EUや中国からの報復関税で苦しむ国内農家支援のため、トランプ米大統領が農家に対して120億ドルの補助金を支援することを約束しました。これで潤うのはディア(Deere)やニューホランド(CNH)です。
トランプ政権は、通商摩擦で疲弊する国内農家を支援するために、緊急措置として120億ドルの支援金を用意するそうです。
これはひとつには、中間選挙をにらんだ動き。
もうひとつは、戦争長期化への布石としてのアピールといえます。
米国は現在、EUを相手に自動車関税分野で通商摩擦を抱えています。
さらには、中国とのあいだで知的財産権の保護、国内市場へのアクセスなどを巡って通商問題を抱えています。

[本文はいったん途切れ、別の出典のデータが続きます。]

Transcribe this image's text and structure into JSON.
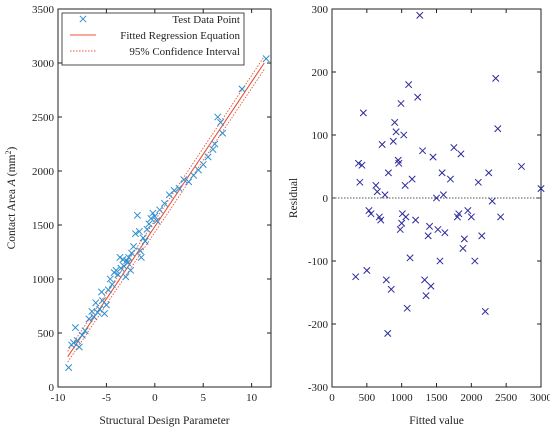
{
  "chart_data": [
    {
      "type": "scatter",
      "xlabel": "Structural Design Parameter",
      "ylabel_parts": [
        "Contact  Area ",
        "A",
        " (mm",
        "2",
        ")"
      ],
      "xlim": [
        -10,
        12
      ],
      "ylim": [
        0,
        3500
      ],
      "xticks": [
        -10,
        -5,
        0,
        5,
        10
      ],
      "yticks": [
        0,
        500,
        1000,
        1500,
        2000,
        2500,
        3000,
        3500
      ],
      "legend": {
        "position": "top-left",
        "entries": [
          "Test Data Point",
          "Fitted Regression Equation",
          "95% Confidence Interval"
        ]
      },
      "colors": {
        "points": "#2f8fd0",
        "fit": "#e8533a",
        "ci": "#e8533a"
      },
      "series": [
        {
          "name": "Test Data Point",
          "points": [
            [
              -8.9,
              180
            ],
            [
              -8.6,
              390
            ],
            [
              -8.4,
              410
            ],
            [
              -8.2,
              550
            ],
            [
              -8.0,
              430
            ],
            [
              -7.8,
              370
            ],
            [
              -7.5,
              480
            ],
            [
              -7.2,
              520
            ],
            [
              -6.8,
              630
            ],
            [
              -6.5,
              700
            ],
            [
              -6.3,
              650
            ],
            [
              -6.1,
              780
            ],
            [
              -5.9,
              690
            ],
            [
              -5.7,
              720
            ],
            [
              -5.5,
              880
            ],
            [
              -5.4,
              800
            ],
            [
              -5.2,
              680
            ],
            [
              -5.0,
              760
            ],
            [
              -4.8,
              900
            ],
            [
              -4.6,
              1000
            ],
            [
              -4.4,
              950
            ],
            [
              -4.2,
              1060
            ],
            [
              -4.0,
              1080
            ],
            [
              -3.8,
              1040
            ],
            [
              -3.6,
              1200
            ],
            [
              -3.5,
              1100
            ],
            [
              -3.3,
              1180
            ],
            [
              -3.2,
              1120
            ],
            [
              -3.0,
              1020
            ],
            [
              -2.9,
              1170
            ],
            [
              -2.8,
              1150
            ],
            [
              -2.7,
              1200
            ],
            [
              -2.5,
              1080
            ],
            [
              -2.4,
              1240
            ],
            [
              -2.2,
              1300
            ],
            [
              -2.0,
              1420
            ],
            [
              -1.8,
              1590
            ],
            [
              -1.6,
              1440
            ],
            [
              -1.5,
              1260
            ],
            [
              -1.4,
              1200
            ],
            [
              -1.2,
              1380
            ],
            [
              -1.0,
              1350
            ],
            [
              -0.8,
              1460
            ],
            [
              -0.6,
              1510
            ],
            [
              -0.4,
              1560
            ],
            [
              -0.2,
              1610
            ],
            [
              0.0,
              1580
            ],
            [
              0.2,
              1540
            ],
            [
              0.5,
              1640
            ],
            [
              1.0,
              1700
            ],
            [
              1.5,
              1780
            ],
            [
              2.0,
              1820
            ],
            [
              2.5,
              1840
            ],
            [
              3.0,
              1920
            ],
            [
              3.5,
              1900
            ],
            [
              4.0,
              1960
            ],
            [
              4.5,
              2010
            ],
            [
              5.0,
              2060
            ],
            [
              5.5,
              2130
            ],
            [
              6.0,
              2200
            ],
            [
              6.2,
              2250
            ],
            [
              6.5,
              2500
            ],
            [
              6.8,
              2450
            ],
            [
              7.0,
              2350
            ],
            [
              9.0,
              2760
            ],
            [
              11.5,
              3040
            ]
          ]
        },
        {
          "name": "Fitted Regression Equation",
          "line": [
            [
              -9,
              280
            ],
            [
              11.3,
              3000
            ]
          ]
        },
        {
          "name": "95% Confidence Interval",
          "upper": [
            [
              -9,
              330
            ],
            [
              11.3,
              3060
            ]
          ],
          "lower": [
            [
              -9,
              230
            ],
            [
              11.3,
              2940
            ]
          ]
        }
      ]
    },
    {
      "type": "scatter",
      "xlabel": "Fitted value",
      "ylabel": "Residual",
      "xlim": [
        0,
        3000
      ],
      "ylim": [
        -300,
        300
      ],
      "xticks": [
        0,
        500,
        1000,
        1500,
        2000,
        2500,
        3000
      ],
      "yticks": [
        -300,
        -200,
        -100,
        0,
        100,
        200,
        300
      ],
      "zero_line": 0,
      "colors": {
        "points": "#2a2a9a",
        "zero_line": "#555555"
      },
      "series": [
        {
          "name": "",
          "points": [
            [
              340,
              -125
            ],
            [
              380,
              55
            ],
            [
              400,
              25
            ],
            [
              430,
              52
            ],
            [
              450,
              135
            ],
            [
              500,
              -115
            ],
            [
              530,
              -20
            ],
            [
              560,
              -25
            ],
            [
              630,
              20
            ],
            [
              650,
              10
            ],
            [
              680,
              -30
            ],
            [
              700,
              -35
            ],
            [
              720,
              85
            ],
            [
              760,
              5
            ],
            [
              780,
              -130
            ],
            [
              800,
              -215
            ],
            [
              810,
              40
            ],
            [
              850,
              -145
            ],
            [
              880,
              90
            ],
            [
              900,
              120
            ],
            [
              920,
              105
            ],
            [
              950,
              60
            ],
            [
              960,
              55
            ],
            [
              980,
              -50
            ],
            [
              990,
              150
            ],
            [
              1000,
              -40
            ],
            [
              1010,
              -25
            ],
            [
              1030,
              100
            ],
            [
              1050,
              20
            ],
            [
              1060,
              -30
            ],
            [
              1080,
              -175
            ],
            [
              1100,
              180
            ],
            [
              1120,
              -95
            ],
            [
              1150,
              30
            ],
            [
              1200,
              -35
            ],
            [
              1230,
              160
            ],
            [
              1260,
              290
            ],
            [
              1300,
              75
            ],
            [
              1330,
              -130
            ],
            [
              1350,
              -155
            ],
            [
              1380,
              -60
            ],
            [
              1400,
              -45
            ],
            [
              1420,
              -140
            ],
            [
              1450,
              65
            ],
            [
              1500,
              0
            ],
            [
              1520,
              -50
            ],
            [
              1550,
              -100
            ],
            [
              1580,
              40
            ],
            [
              1600,
              5
            ],
            [
              1620,
              -55
            ],
            [
              1700,
              30
            ],
            [
              1750,
              80
            ],
            [
              1800,
              -30
            ],
            [
              1820,
              -25
            ],
            [
              1850,
              70
            ],
            [
              1880,
              -80
            ],
            [
              1900,
              -65
            ],
            [
              1950,
              -20
            ],
            [
              2000,
              -30
            ],
            [
              2050,
              -100
            ],
            [
              2100,
              25
            ],
            [
              2150,
              -60
            ],
            [
              2200,
              -180
            ],
            [
              2250,
              40
            ],
            [
              2300,
              -5
            ],
            [
              2350,
              190
            ],
            [
              2380,
              110
            ],
            [
              2420,
              -30
            ],
            [
              2720,
              50
            ],
            [
              3000,
              15
            ]
          ]
        }
      ]
    }
  ]
}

通商摩擦、貿易摩擦などというヤワな言葉で済ませてはイケナイかもしれません。中国では紛争や摩擦という表現ではなく、これは戦争なのだと、みな口々に言っているそうです。
中国やEUに対して米国がかけた追加関税措置に対して、中国もEUも米国製品をターゲットにして報復関税をかけ返してきています。
とくに共和党保守層の地盤が強い農産品目への関税を集中的にかけてきています。
これにより、米国内の農産物、とりわけ大豆価格が大きく下落しています。
シカゴ大豆先物価格は上記のとおり、春先の価格から2割以上下落しています。
なお、シカゴとうもろこしも1ブッシェル300セント割れが目前。
超長期で見てもこれはかなり安い水準となっています。
直近では南米諸国からの買い付けが入っているようですが、輸送能力にも限りはありますし、下支えとしては非常に読みにくいものがあります。

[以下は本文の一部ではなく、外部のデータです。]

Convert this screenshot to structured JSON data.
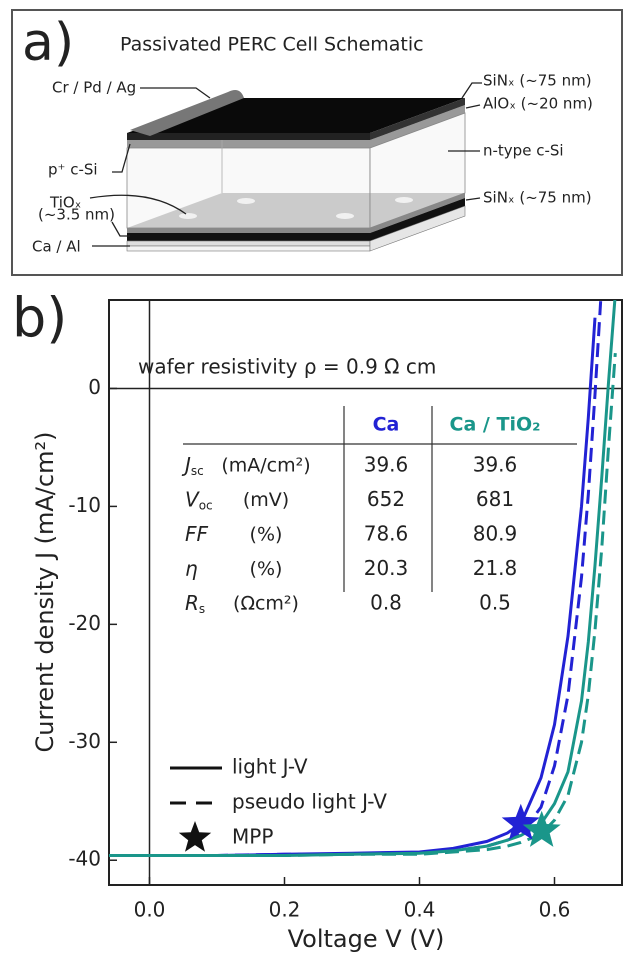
{
  "panel_a": {
    "label": "a)",
    "title": "Passivated PERC Cell Schematic",
    "labels": [
      "Cr / Pd / Ag",
      "p⁺ c-Si",
      "TiOₓ",
      "(~3.5 nm)",
      "Ca / Al",
      "SiNₓ (~75 nm)",
      "AlOₓ (~20 nm)",
      "n-type c-Si",
      "SiNₓ (~75 nm)"
    ]
  },
  "chart_data": {
    "type": "line",
    "panel_label": "b)",
    "annotation": "wafer resistivity ρ = 0.9 Ω cm",
    "xlabel": "Voltage V (V)",
    "ylabel": "Current density J (mA/cm²)",
    "xlim": [
      -0.06,
      0.7
    ],
    "ylim": [
      -42.1,
      7.5
    ],
    "xticks": [
      {
        "value": 0,
        "label": "0.0"
      },
      0.2,
      0.4,
      0.6
    ],
    "yticks": [
      0,
      -10,
      -20,
      -30,
      -40
    ],
    "x": [
      -0.06,
      0,
      0.1,
      0.2,
      0.3,
      0.4,
      0.45,
      0.5,
      0.53,
      0.55,
      0.58,
      0.6,
      0.62,
      0.64,
      0.65,
      0.66,
      0.67,
      0.68,
      0.69,
      0.7
    ],
    "series": [
      {
        "color": "#2222d4",
        "style": "solid",
        "values": [
          -39.6,
          -39.6,
          -39.6,
          -39.5,
          -39.4,
          -39.3,
          -39.0,
          -38.4,
          -37.7,
          -36.9,
          -33.0,
          -28.5,
          -21.0,
          -10.0,
          -2.5,
          6.0,
          null,
          null,
          null,
          null
        ]
      },
      {
        "color": "#2222d4",
        "style": "dashed",
        "values": [
          -39.6,
          -39.6,
          -39.6,
          -39.5,
          -39.5,
          -39.4,
          -39.2,
          -38.8,
          -38.3,
          -37.8,
          -35.5,
          -32.0,
          -26.0,
          -16.0,
          -9.0,
          -0.5,
          9.0,
          null,
          null,
          null
        ]
      },
      {
        "color": "#1a968a",
        "style": "solid",
        "values": [
          -39.6,
          -39.6,
          -39.6,
          -39.6,
          -39.5,
          -39.4,
          -39.2,
          -38.8,
          -38.3,
          -37.9,
          -36.9,
          -35.2,
          -32.5,
          -26.5,
          -21.5,
          -15.0,
          -7.5,
          0.5,
          8.0,
          null
        ]
      },
      {
        "color": "#1a968a",
        "style": "dashed",
        "values": [
          -39.6,
          -39.6,
          -39.6,
          -39.6,
          -39.5,
          -39.5,
          -39.3,
          -39.1,
          -38.8,
          -38.5,
          -37.8,
          -36.6,
          -34.5,
          -30.0,
          -26.0,
          -20.5,
          -13.5,
          -5.0,
          3.0,
          null
        ]
      }
    ],
    "mpp": [
      {
        "x": 0.55,
        "y": -36.9,
        "color": "#2222d4"
      },
      {
        "x": 0.581,
        "y": -37.5,
        "color": "#1a968a"
      }
    ],
    "legend": [
      {
        "label": "light J-V",
        "style": "solid"
      },
      {
        "label": "pseudo light J-V",
        "style": "dashed"
      },
      {
        "label": "MPP",
        "style": "star"
      }
    ],
    "table": {
      "headers": [
        {
          "text": "Ca",
          "color": "#2222d4"
        },
        {
          "text": "Ca / TiO₂",
          "color": "#1a968a"
        }
      ],
      "rows": [
        {
          "symbol": "J",
          "sub": "sc",
          "unit": "(mA/cm²)",
          "values": [
            39.6,
            39.6
          ]
        },
        {
          "symbol": "V",
          "sub": "oc",
          "unit": "(mV)",
          "values": [
            652,
            681
          ]
        },
        {
          "symbol": "FF",
          "unit": "(%)",
          "values": [
            78.6,
            80.9
          ]
        },
        {
          "symbol": "η",
          "unit": "(%)",
          "values": [
            20.3,
            21.8
          ]
        },
        {
          "symbol": "R",
          "sub": "s",
          "unit": "(Ωcm²)",
          "values": [
            0.8,
            0.5
          ]
        }
      ]
    }
  }
}
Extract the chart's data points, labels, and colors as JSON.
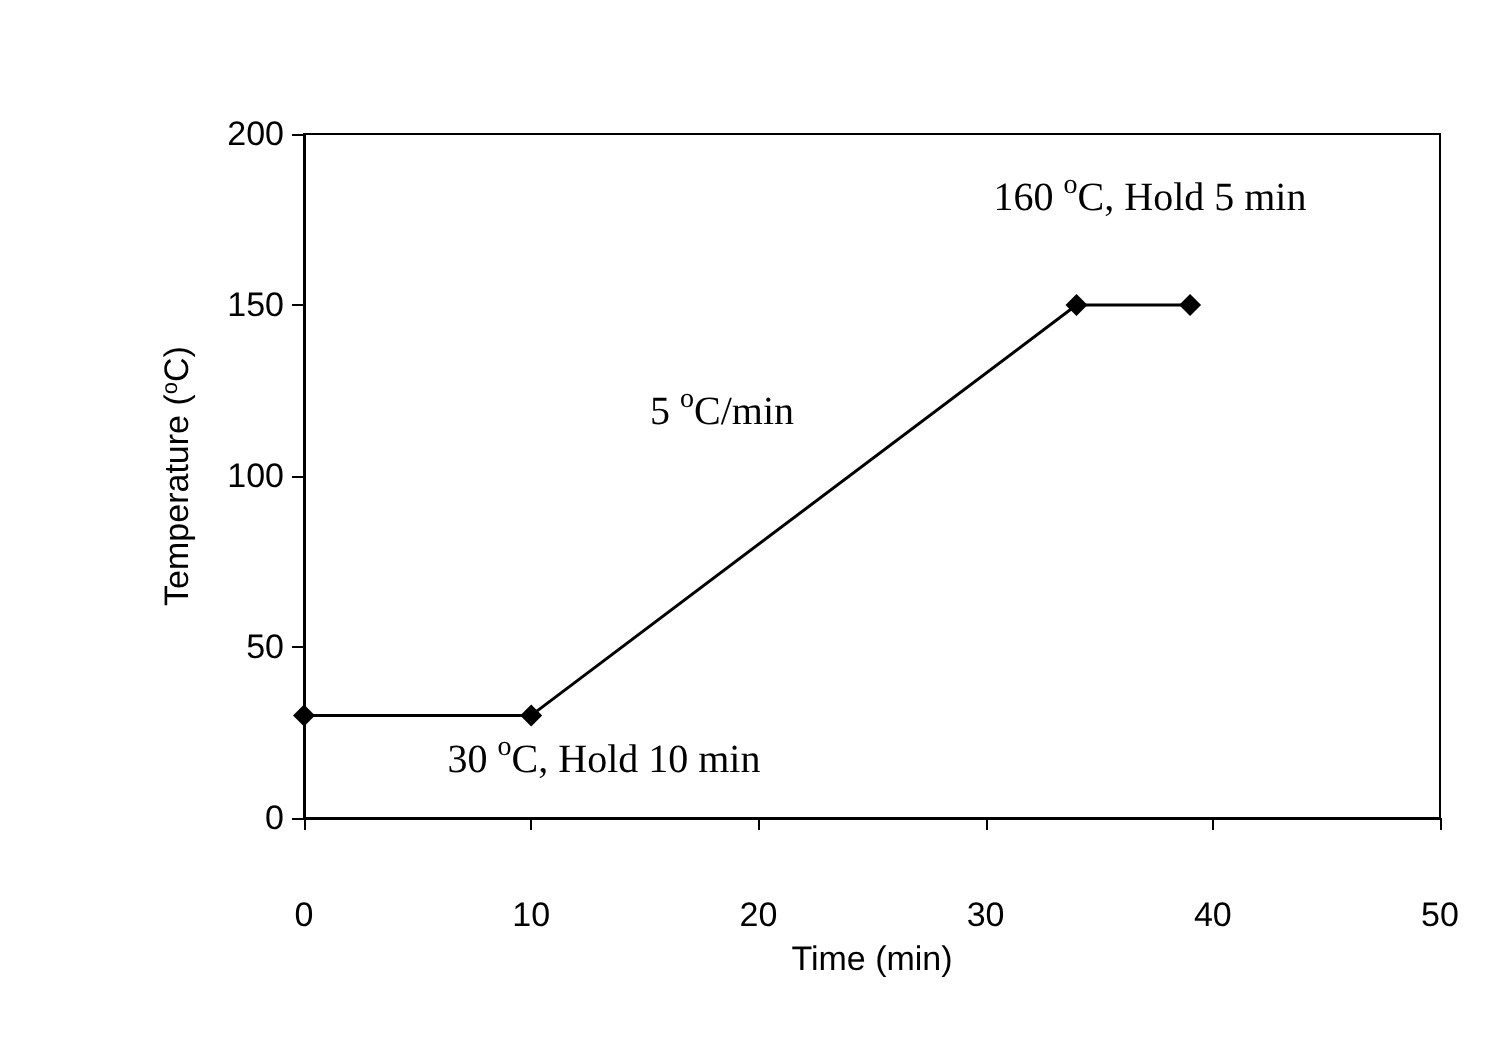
{
  "chart_data": {
    "type": "line",
    "xlabel": "Time (min)",
    "ylabel": "Temperature ($^{o}$C)",
    "x": [
      0,
      10,
      34,
      39
    ],
    "series": [
      {
        "color": "#000000",
        "values": [
          30,
          30,
          150,
          150
        ]
      }
    ],
    "xlim": [
      0,
      50
    ],
    "xticks": [
      0,
      10,
      20,
      30,
      40,
      50
    ],
    "ylim": [
      0,
      200
    ],
    "yticks": [
      0,
      50,
      100,
      150,
      200
    ],
    "grid": false,
    "marker": "diamond",
    "line_style": "solid",
    "annotations": [
      "30 $^{o}$C, Hold 10 min",
      "5 $^{o}$C/min",
      "160 $^{o}$C, Hold 5 min"
    ]
  }
}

(南米、とくにブラジルとアルゼンチンは、自国でとれた大豆を中国に高く売る一方で、安くなった北米産大豆を調達することで儲けるつもりのようです。)
とりあえず、こういうやり方で儲かるのは一部の商社などだけ。
この状況を打破するためにトランプ大統領は補助金を国内農家向けに用意するとのことです。
しかし個人的に予想するに、
このトランプ大統領による農業補助金は、さらなる農産品価格下落を招くリスクがある
と思います。
北米の農家は、日本の農家などとは異なります。完全にビジネスライクな農家なのです。
スタインベックの書いた「怒りの葡萄」のころの農家とは違います。
生き残った農家は、資本武装し、データを重視して保険や先物でヘッジしながら稼ぐ事業者になりました。
ちょっとやそっと価格が下落したくらいで生活に困窮するような人々ではありません。
そんな彼らがトランプ大統領が用意した農家向け支援金を手に入れたらどうするでしょうか。
まちがいなく、設備投資に回るはずです。
このトランプ大統領による農業補助金で潤うのは、農機世界最大手のディア(DE)やCNHインダストリアルです。
以下のサイトにジョン・ディーア社の製品ラインナップが載っています。
John Deere US | Products & Services Information
以下にジョン・ディーアの農機の動画へのリンクを貼っておきます。
以下にニューホランド(CNHインダストリアル社)の農機の動画を載せます。
他の会社もこういったものを作っていますが、代表的な銘柄として載せてみました。
あとは散水システム、とくにCenter Pivotなどの関連。
たぶん、こういった設備投資に回っていくはずです。
とりあえず、ディーアとニューホランドの株価チャートを載せておきます。
ジョン・ディア(John Deere/DE)
ニューホランド(CNH Industrial/CNHI)
どちらも同じようなチャートをしていますね。
両社とも、過去の農機販売データをみるかぎり、販売先の農家の懐具合次第で受注が決まってきています。
米中、米欧の通商摩擦が農家の懐を直撃するとの恐れからここもと値下がりが急でした。今回のトランプ大統領の方針でこの流れが変化するかもしれない、とみています。といっても、実際に業績に反映するとしたら2~3年後だとは思いますが。
とりあえず、まだ下げ途中ですから買っていくつもりはありませんが、一応様子を見守ろうと思っています。
以上です。
なお、当然ながら上記はあくまでも中卒くん個人の見解であり、特定の投資スタンスをお勧めするものではありません。投資に当たってはご自分の判断で、自己責任でしていただきますようお願いいたします。